It’s no coincidence that, on the few occasions that Polanski and Gilbert Taylor (somehow) manage to make Deneuve look more ordinary, Carol’s plight is more affecting – as it also is when Bridget tells Carol about a cinema visit with her boyfriend.  A Charlie Chaplin movie seems an unlikely choice for a young working couple in Swinging London but Helen Fraser recounts how Chaplin made her laugh (and does a little impression of him) very well.  It makes Carol laugh too.  She’s briefly connected to a more positive reality, until a Grand Guignol punchline intervenes.

Deneuve’s conspicuous allure and unignorable presence are a particular problem if, as Polanski subsequently claimed (according to Adrian Martin on sensesofcinema.com, in 2001), Repulsion ‘is not primarily the study of a sexual pathology, but is about the way, in daily life, we often do not notice the signs that someone among us is in crisis’.  He no doubt means to make that point in the film’s last scene, when Helen and Michael return from Italy to discover a chamber of horrors.  A flock of other tenants in the building, surprisingly undisturbed by the noises and smells that must have been coming from Carol’s flat, now gathers to partake of the spectacle.  They utter concerned clichés but even here Polanski is so transfixed by the visual that the tenants’ comically unprepossessing faces obliterate their words and behaviour.  The same thing happens at the salon where Carol works:  its owner Madame Denise (Valerie Taylor) bitches amusingly about her ageing clientele but it’s the grotesque images of the latter undergoing ‘beauty’ treatments that dominate.

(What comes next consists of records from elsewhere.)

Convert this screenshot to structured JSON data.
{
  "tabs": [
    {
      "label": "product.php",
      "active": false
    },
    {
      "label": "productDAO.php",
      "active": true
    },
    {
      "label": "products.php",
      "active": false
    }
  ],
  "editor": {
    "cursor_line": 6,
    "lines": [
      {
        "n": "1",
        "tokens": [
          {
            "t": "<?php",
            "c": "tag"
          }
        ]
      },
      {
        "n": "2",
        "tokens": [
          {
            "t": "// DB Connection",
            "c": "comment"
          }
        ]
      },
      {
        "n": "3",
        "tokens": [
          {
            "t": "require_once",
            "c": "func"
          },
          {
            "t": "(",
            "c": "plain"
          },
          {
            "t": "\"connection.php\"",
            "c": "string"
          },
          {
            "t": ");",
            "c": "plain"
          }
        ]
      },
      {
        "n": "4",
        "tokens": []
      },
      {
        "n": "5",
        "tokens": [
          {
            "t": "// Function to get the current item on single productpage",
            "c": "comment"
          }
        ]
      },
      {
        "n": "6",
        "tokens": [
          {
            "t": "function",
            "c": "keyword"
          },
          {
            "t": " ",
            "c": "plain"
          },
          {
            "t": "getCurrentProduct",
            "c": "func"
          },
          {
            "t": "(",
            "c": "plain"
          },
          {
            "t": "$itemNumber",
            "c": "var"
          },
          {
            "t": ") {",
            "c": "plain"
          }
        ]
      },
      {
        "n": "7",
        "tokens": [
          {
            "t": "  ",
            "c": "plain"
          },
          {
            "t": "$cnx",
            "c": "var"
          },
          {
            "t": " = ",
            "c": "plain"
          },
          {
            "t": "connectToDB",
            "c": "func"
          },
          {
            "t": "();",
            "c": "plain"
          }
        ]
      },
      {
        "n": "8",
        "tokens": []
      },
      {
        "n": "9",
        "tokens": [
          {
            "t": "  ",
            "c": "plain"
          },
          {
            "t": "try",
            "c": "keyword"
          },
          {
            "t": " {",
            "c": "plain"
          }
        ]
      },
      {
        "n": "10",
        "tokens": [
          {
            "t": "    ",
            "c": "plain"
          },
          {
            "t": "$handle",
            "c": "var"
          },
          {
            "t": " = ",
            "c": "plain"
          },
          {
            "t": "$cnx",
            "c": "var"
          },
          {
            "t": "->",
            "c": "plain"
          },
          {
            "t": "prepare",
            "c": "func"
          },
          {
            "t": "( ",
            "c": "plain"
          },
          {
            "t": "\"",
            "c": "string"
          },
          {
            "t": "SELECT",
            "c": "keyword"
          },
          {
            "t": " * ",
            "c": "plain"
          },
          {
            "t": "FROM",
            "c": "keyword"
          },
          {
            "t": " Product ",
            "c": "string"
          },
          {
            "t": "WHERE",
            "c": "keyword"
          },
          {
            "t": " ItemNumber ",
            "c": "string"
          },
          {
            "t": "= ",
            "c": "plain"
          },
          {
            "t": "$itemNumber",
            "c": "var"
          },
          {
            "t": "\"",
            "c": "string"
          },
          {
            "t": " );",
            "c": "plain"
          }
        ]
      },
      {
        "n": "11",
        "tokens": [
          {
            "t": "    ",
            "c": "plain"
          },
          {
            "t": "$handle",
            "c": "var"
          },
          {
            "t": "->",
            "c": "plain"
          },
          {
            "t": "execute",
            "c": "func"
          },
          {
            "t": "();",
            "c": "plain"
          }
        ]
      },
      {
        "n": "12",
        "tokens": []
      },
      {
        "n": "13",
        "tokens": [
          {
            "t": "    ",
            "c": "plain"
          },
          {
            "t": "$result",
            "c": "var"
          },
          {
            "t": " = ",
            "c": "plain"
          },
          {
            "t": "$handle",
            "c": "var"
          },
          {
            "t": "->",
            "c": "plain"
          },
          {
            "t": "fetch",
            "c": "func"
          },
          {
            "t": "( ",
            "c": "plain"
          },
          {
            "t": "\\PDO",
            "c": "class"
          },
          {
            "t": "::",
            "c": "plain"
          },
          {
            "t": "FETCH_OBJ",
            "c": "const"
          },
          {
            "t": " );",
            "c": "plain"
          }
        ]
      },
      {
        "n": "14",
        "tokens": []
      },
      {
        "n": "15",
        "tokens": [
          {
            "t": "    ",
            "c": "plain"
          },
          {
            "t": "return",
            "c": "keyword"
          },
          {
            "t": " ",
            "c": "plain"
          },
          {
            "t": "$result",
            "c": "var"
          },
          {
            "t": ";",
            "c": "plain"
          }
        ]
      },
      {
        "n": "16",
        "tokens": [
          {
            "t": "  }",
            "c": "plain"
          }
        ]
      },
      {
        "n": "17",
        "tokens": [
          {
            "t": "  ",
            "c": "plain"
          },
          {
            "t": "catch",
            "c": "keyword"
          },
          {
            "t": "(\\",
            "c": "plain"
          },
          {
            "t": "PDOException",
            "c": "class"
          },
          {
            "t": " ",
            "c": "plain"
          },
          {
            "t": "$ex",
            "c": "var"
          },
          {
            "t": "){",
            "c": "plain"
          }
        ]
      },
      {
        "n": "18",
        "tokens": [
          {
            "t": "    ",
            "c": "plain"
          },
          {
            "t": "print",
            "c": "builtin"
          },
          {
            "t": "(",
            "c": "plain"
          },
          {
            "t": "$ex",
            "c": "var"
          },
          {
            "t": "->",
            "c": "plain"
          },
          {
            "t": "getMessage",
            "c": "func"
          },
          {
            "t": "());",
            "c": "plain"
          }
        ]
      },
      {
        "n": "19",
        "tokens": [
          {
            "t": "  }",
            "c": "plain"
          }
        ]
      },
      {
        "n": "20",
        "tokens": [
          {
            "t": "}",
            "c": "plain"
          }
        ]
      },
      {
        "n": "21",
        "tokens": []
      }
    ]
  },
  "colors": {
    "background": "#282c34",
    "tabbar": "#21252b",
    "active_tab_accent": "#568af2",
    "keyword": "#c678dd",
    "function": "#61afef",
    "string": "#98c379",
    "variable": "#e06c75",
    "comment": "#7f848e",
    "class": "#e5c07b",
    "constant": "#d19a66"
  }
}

Although the finale in the flat is the other overlong episode, its last moments work well.  Like the landlord, the garishly vile Reggie and John, whom Carol doesn’t even meet (in other words, male awfulness doesn’t depend on her perspective), vindicate her sexual disgust.  Michael, well played by Ian Hendry, is always a subtly different matter, though.  Helen finds Carol lying under a bed, not dead but catatonic.  Michael, ignoring the other tenants’ advice not to touch her until an ambulance arrives, picks up her body and carries it off, chivalrous but smiling.  His expression seems to justify Carol’s worst fears.  She can no longer resist him.  Readings of Sleeping Beauty as a rape fantasy naturally come to mind.

The camera then moves to the mantelpiece in the living room of the flat, panning some kitschy ornaments and coming to rest on the Ledoux family photograph, on which it closes in.  The young Carol stands next to her father.  Alone among the figures in the group portrait, she’s unsmiling and apparently deep in thought.  Polanski seems to hint that sexual abuse by her father may be the source of Carol’s phobia; but a first touch of psychoanalysis as the film concludes feels like a joke.  Carol’s breakdown is not a case or character study but a purely cinematic phenomenon.